- Born: 21 October 1948 (age 77) Mongkai, Shan State, Burma
- Other names: Patrick Linn Aik Htun, Aik Htun Aik Tun
- Occupations: Managing Director and Chairman of Shwe Taung Development Co. Ltd, Vice Chairman of Asia Wealth Bank
- Children: Sandar Htun Mi Mi Khaing Aung Zaw Naing

= Aik Htun =

Burmese businessman (born 1948)

Aik Htun (အိုက်ထွန်း /my/; 李松枝 (Lǐ Sōngzhī); variously spelt Eik Tun, Eike Htun, and Aik Tun) is a Burmese businessman who is the managing director and vice chairman of the sister company of Olympic Construction Company, the Asia Wealth Bank, which was Burma's largest private bank until the banking crisis of 2003.

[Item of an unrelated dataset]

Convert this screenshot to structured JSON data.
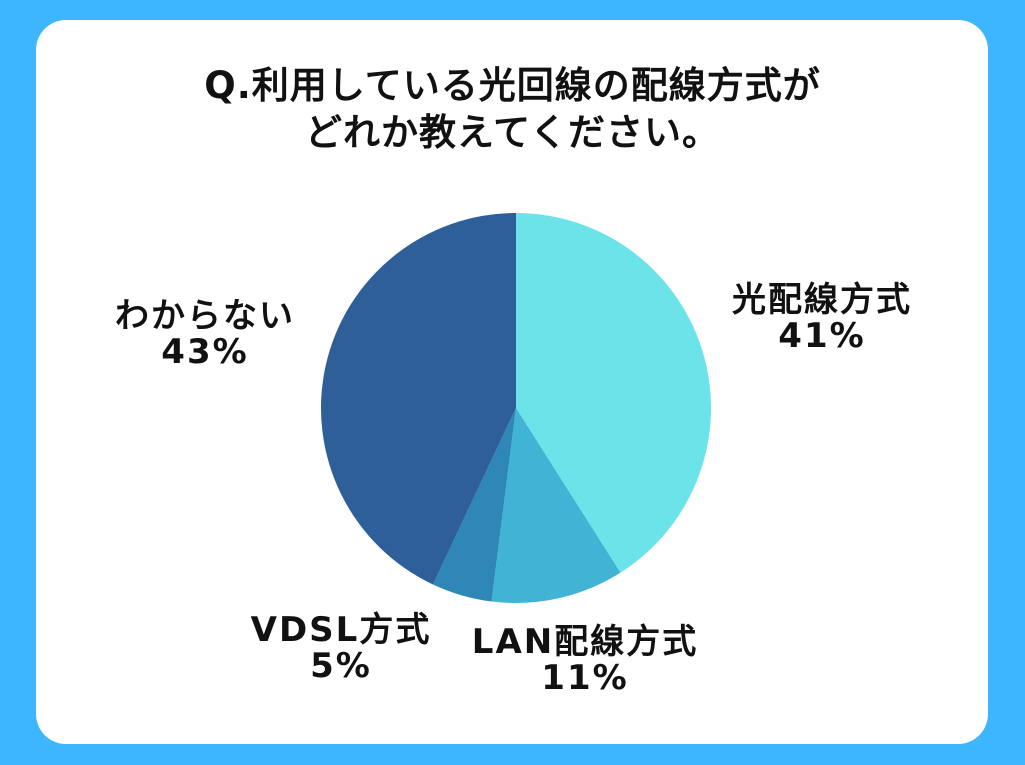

Aik Htun was born on 10 October 1948 in Mongkai in the Southern Shan States, Burma, the eldest of six children. He moved to Rangoon in 1970 and secured a job as a driver working for Nyunt Tin, a green tea wholesaler and operating the Shan Brothers tea shop. In 1972, he bought a biscuit shop on 16th Street and had expanded into the border business by 1984. Aik Htun established Olympic Company in 1991 with 3 other investors. The company now has interests in automobiles, marine products, timber, real estate, property development and finance.

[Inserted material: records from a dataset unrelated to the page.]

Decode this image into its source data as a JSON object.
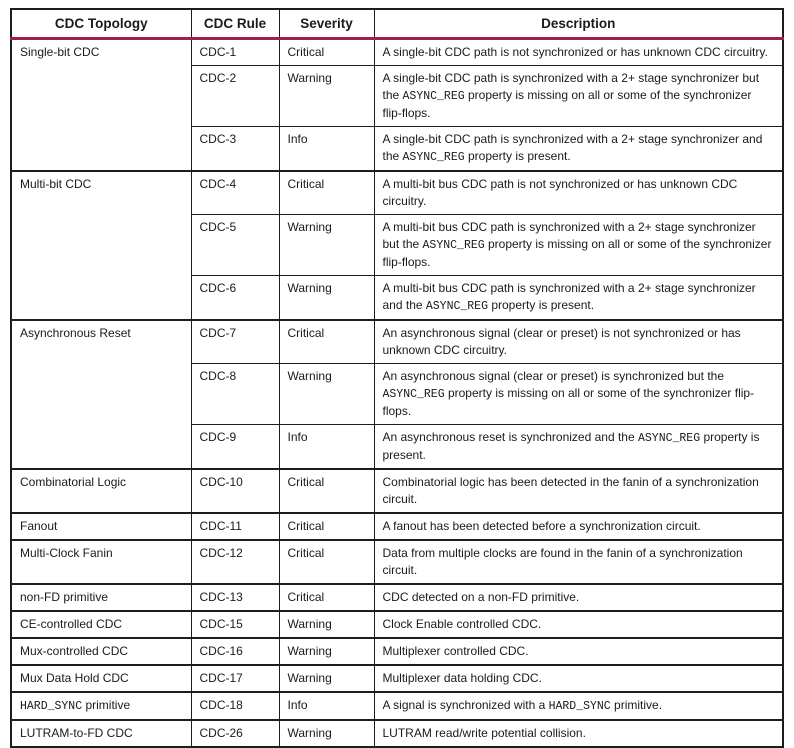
{
  "page": {
    "background": "#ffffff"
  },
  "colors": {
    "table_border": "#1d1d1d",
    "text": "#1a1a1a",
    "header_underline": "#9e2047"
  },
  "table": {
    "columns": [
      "CDC Topology",
      "CDC Rule",
      "Severity",
      "Description"
    ],
    "groups": [
      {
        "topology": [
          [
            "plain",
            "Single-bit CDC"
          ]
        ],
        "rows": [
          {
            "rule": "CDC-1",
            "severity": "Critical",
            "description": [
              [
                "plain",
                "A single-bit CDC path is not synchronized or has unknown CDC circuitry."
              ]
            ]
          },
          {
            "rule": "CDC-2",
            "severity": "Warning",
            "description": [
              [
                "plain",
                "A single-bit CDC path is synchronized with a 2+ stage synchronizer but the "
              ],
              [
                "mono",
                "ASYNC_REG"
              ],
              [
                "plain",
                " property is missing on all or some of the synchronizer flip-flops."
              ]
            ]
          },
          {
            "rule": "CDC-3",
            "severity": "Info",
            "description": [
              [
                "plain",
                "A single-bit CDC path is synchronized with a 2+ stage synchronizer and the "
              ],
              [
                "mono",
                "ASYNC_REG"
              ],
              [
                "plain",
                " property is present."
              ]
            ]
          }
        ]
      },
      {
        "topology": [
          [
            "plain",
            "Multi-bit CDC"
          ]
        ],
        "rows": [
          {
            "rule": "CDC-4",
            "severity": "Critical",
            "description": [
              [
                "plain",
                "A multi-bit bus CDC path is not synchronized or has unknown CDC circuitry."
              ]
            ]
          },
          {
            "rule": "CDC-5",
            "severity": "Warning",
            "description": [
              [
                "plain",
                "A multi-bit bus CDC path is synchronized with a 2+ stage synchronizer but the "
              ],
              [
                "mono",
                "ASYNC_REG"
              ],
              [
                "plain",
                " property is missing on all or some of the synchronizer flip-flops."
              ]
            ]
          },
          {
            "rule": "CDC-6",
            "severity": "Warning",
            "description": [
              [
                "plain",
                "A multi-bit bus CDC path is synchronized with a 2+ stage synchronizer and the "
              ],
              [
                "mono",
                "ASYNC_REG"
              ],
              [
                "plain",
                " property is present."
              ]
            ]
          }
        ]
      },
      {
        "topology": [
          [
            "plain",
            "Asynchronous Reset"
          ]
        ],
        "rows": [
          {
            "rule": "CDC-7",
            "severity": "Critical",
            "description": [
              [
                "plain",
                "An asynchronous signal (clear or preset) is not synchronized or has unknown CDC circuitry."
              ]
            ]
          },
          {
            "rule": "CDC-8",
            "severity": "Warning",
            "description": [
              [
                "plain",
                "An asynchronous signal (clear or preset) is synchronized but the "
              ],
              [
                "mono",
                "ASYNC_REG"
              ],
              [
                "plain",
                " property is missing on all or some of the synchronizer flip-flops."
              ]
            ]
          },
          {
            "rule": "CDC-9",
            "severity": "Info",
            "description": [
              [
                "plain",
                "An asynchronous reset is synchronized and the "
              ],
              [
                "mono",
                "ASYNC_REG"
              ],
              [
                "plain",
                " property is present."
              ]
            ]
          }
        ]
      },
      {
        "topology": [
          [
            "plain",
            "Combinatorial Logic"
          ]
        ],
        "rows": [
          {
            "rule": "CDC-10",
            "severity": "Critical",
            "description": [
              [
                "plain",
                "Combinatorial logic has been detected in the fanin of a synchronization circuit."
              ]
            ]
          }
        ]
      },
      {
        "topology": [
          [
            "plain",
            "Fanout"
          ]
        ],
        "rows": [
          {
            "rule": "CDC-11",
            "severity": "Critical",
            "description": [
              [
                "plain",
                "A fanout has been detected before a synchronization circuit."
              ]
            ]
          }
        ]
      },
      {
        "topology": [
          [
            "plain",
            "Multi-Clock Fanin"
          ]
        ],
        "rows": [
          {
            "rule": "CDC-12",
            "severity": "Critical",
            "description": [
              [
                "plain",
                "Data from multiple clocks are found in the fanin of a synchronization circuit."
              ]
            ]
          }
        ]
      },
      {
        "topology": [
          [
            "plain",
            "non-FD primitive"
          ]
        ],
        "rows": [
          {
            "rule": "CDC-13",
            "severity": "Critical",
            "description": [
              [
                "plain",
                "CDC detected on a non-FD primitive."
              ]
            ]
          }
        ]
      },
      {
        "topology": [
          [
            "plain",
            "CE-controlled CDC"
          ]
        ],
        "rows": [
          {
            "rule": "CDC-15",
            "severity": "Warning",
            "description": [
              [
                "plain",
                "Clock Enable controlled CDC."
              ]
            ]
          }
        ]
      },
      {
        "topology": [
          [
            "plain",
            "Mux-controlled CDC"
          ]
        ],
        "rows": [
          {
            "rule": "CDC-16",
            "severity": "Warning",
            "description": [
              [
                "plain",
                "Multiplexer controlled CDC."
              ]
            ]
          }
        ]
      },
      {
        "topology": [
          [
            "plain",
            "Mux Data Hold CDC"
          ]
        ],
        "rows": [
          {
            "rule": "CDC-17",
            "severity": "Warning",
            "description": [
              [
                "plain",
                "Multiplexer data holding CDC."
              ]
            ]
          }
        ]
      },
      {
        "topology": [
          [
            "mono",
            "HARD_SYNC"
          ],
          [
            "plain",
            " primitive"
          ]
        ],
        "rows": [
          {
            "rule": "CDC-18",
            "severity": "Info",
            "description": [
              [
                "plain",
                "A signal is synchronized with a "
              ],
              [
                "mono",
                "HARD_SYNC"
              ],
              [
                "plain",
                " primitive."
              ]
            ]
          }
        ]
      },
      {
        "topology": [
          [
            "plain",
            "LUTRAM-to-FD CDC"
          ]
        ],
        "rows": [
          {
            "rule": "CDC-26",
            "severity": "Warning",
            "description": [
              [
                "plain",
                "LUTRAM read/write potential collision."
              ]
            ]
          }
        ]
      }
    ]
  }
}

Aik Htun also runs one of the country's largest construction businesses, the Olympic Construction Company, established in 1990 and primarily focuses on residential and hotel development in Yangon. He and his immediate family members are subject to European Union sanctions, from benefiting from close ties to the previous junta, the State Peace and Development Council. Olympic Construction company is renamed as Shwe Taung Group in 2004 after the money laundering accusation and drug links by the US department of Treasury against the affiliate Asia Wealth Bank. As of 2013 from now on, Aik Htun remain as the chairman of business group Shwe Taung group of companies that also include Shwe Taung construction co.ltd.

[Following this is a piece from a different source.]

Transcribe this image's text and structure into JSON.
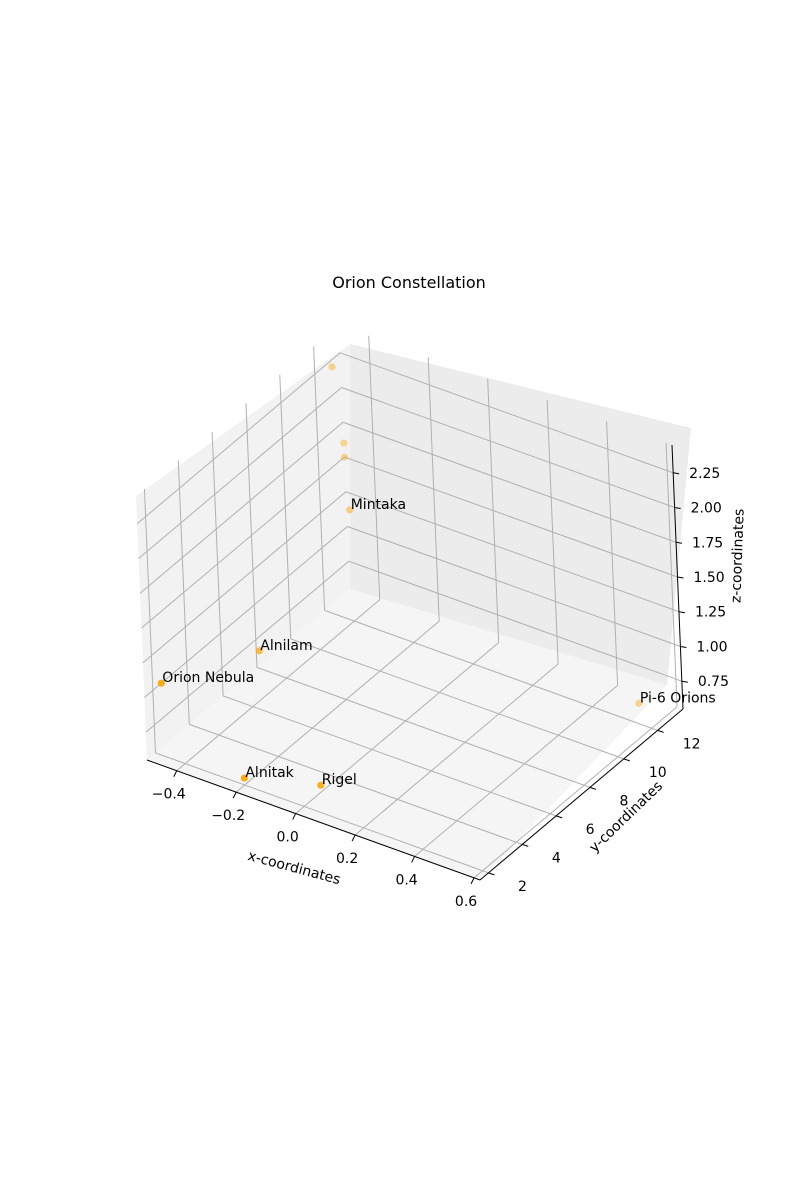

The US Secretary of Treasury also designated Asia Wealth Bank as financial institutions of primary money laundering concern and the department report notes that the Asia Wealth bank have been linked to narcotics trafficking organizations in Southeast Asia. These findings by the US treasury were only rescinded after the revocation of the bank licenses by the government of Myanmar, and not because of remedial actions by the bank.